Reputation: 45
I have this code in some file
<pre class="bbCodeCode" dir="ltr" data-xf-init="code-block" data-lang=""><code>-Fix numcer one/Two
-EMM Support
-Fix update < broken
-Add support patch</code></pre>
</div>
</div><b><br />
I need to remove some characters and keep just this code
-Fix numcer one/Two
-EMM Support
-Fix update < broken
-Add support patch
I have try this code
#!/bin/bash
sed -n '/>-/,/</p' /home/Desktop/1 > /home/Desktop/2
sed -n '/^-*code>/p' /home/raed/Desktop/2 > /home/Desktop/3
sed -i 's#</code></pre>##' /home/Desktop/3
exit
But the code remove first line
-Fix numcer one/Two
Upvotes: 2
Views: 41
Reputation: 133760
1st solution: Try GNU awk
for this one. With your shown samples please try following awk
code.
awk -v RS="^$" '
match($0,/(^|\n)<pre class="[^"]*".*<code>-(.*)<\/code>/,arr){
print arr[2]
}
' Input_file
Explanation: Simple explanation would be, using GNU awk
's capability to make RS
^$
and then using its match
function to match regex (^|\n)<pre class="[^"]*".*<code>-(.*)<\/code>
(explained later in this answer).
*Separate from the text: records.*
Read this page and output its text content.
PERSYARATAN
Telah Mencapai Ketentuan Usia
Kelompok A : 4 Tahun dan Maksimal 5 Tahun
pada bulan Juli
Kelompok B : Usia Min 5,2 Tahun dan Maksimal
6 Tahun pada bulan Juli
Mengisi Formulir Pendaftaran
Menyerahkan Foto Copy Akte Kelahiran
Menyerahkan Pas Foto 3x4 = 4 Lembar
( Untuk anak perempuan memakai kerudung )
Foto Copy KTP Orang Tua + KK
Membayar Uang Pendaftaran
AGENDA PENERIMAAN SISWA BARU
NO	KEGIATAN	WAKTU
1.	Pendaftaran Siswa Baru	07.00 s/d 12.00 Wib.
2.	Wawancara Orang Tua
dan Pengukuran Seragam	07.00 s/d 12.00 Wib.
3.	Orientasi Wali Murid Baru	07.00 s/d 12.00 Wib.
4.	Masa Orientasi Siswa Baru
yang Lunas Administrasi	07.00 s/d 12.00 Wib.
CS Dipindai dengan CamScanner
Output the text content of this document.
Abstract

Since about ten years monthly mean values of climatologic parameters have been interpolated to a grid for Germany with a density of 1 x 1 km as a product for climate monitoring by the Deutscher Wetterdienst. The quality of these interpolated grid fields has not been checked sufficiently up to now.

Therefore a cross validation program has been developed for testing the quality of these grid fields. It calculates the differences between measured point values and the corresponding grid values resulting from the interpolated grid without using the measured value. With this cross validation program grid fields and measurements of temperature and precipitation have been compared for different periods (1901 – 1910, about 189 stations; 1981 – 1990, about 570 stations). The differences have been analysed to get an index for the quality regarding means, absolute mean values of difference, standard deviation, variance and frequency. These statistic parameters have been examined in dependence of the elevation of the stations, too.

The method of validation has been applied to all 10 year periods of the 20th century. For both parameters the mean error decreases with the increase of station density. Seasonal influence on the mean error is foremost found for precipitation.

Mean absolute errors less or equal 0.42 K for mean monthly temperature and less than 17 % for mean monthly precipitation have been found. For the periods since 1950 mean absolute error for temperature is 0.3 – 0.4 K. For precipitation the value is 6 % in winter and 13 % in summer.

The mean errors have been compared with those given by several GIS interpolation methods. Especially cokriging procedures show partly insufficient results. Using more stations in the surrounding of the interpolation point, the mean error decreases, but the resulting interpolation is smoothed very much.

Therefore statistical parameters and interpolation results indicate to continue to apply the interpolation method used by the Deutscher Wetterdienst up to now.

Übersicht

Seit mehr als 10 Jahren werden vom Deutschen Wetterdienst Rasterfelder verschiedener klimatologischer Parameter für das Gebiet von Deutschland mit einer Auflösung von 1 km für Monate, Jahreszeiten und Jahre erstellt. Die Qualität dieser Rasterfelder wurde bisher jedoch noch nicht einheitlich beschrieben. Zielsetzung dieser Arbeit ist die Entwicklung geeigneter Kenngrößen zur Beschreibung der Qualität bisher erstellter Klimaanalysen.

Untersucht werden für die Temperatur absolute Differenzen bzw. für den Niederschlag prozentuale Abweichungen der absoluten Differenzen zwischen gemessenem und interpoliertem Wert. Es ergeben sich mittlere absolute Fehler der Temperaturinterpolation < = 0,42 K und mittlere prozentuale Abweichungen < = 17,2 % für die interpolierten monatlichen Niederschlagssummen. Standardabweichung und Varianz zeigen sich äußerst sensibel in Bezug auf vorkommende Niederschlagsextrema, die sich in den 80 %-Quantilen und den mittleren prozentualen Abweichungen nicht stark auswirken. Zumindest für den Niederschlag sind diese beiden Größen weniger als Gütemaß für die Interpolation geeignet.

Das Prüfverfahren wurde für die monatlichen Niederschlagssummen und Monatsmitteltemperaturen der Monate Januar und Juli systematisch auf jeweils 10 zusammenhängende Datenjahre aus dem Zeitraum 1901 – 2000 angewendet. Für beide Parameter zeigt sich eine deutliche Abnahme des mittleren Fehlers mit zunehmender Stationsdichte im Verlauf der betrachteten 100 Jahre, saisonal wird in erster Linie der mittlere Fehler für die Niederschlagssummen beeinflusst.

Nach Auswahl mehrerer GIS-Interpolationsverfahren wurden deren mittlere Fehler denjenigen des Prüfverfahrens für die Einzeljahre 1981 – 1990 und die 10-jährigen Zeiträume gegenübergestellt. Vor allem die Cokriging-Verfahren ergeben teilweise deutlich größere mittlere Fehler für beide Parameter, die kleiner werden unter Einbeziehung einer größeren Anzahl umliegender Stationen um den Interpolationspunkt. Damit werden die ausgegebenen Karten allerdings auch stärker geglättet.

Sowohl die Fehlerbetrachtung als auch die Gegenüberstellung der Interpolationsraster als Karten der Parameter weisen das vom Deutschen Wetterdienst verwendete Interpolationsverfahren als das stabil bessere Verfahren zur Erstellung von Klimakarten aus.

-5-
This regex creates 2 capturing groups and all matched values are getting stored into array named arr
. So if regex has matched values then I am simply printing 2nd element of array arr
by using arr[2]
to get desired values.
2nd solution: With sed
using -z
and -E
options please try following code.
sed -zE 's/(^|\n)<pre class="[^"]*".*<code>-(.*)<\/code>.*/\2/' Input_file
OR if your sed
version supports \n
then with a slight change in above sed
code you can have as follows:
sed -zE 's/(^|\n)<pre class="[^"]*".*<code>-(.*)<\/code>.*/\2\n/' Input_file
3rd solution: With GNU grep
please try following code:
grep -zoP '(^|\n)<pre class="[^"]*".*?<code>-\K(.*?\n[^\n]+)+(?=</code>)' Input_file
4th solution: If you really want to go with your approach(looks like you don't have GNU version of sed
) then Let me try with your approach here but this will be very straight forward sed
with little less validations for data compare to previous solutions of mine but this will do the job for you in case your sample Input_file is always same.
sed -En '/^<pre class/s/^<pre class="[^"]*".*<code>-(.*)$/\1/p; /^-/{s/<\/code>.*//; p}' Input_file
Upvotes: 1
Reputation: 17058
Try this
sed 's/<[^>]*>//g' <file
It will remove everything between <
and the next >
(linewise).
Upvotes: 1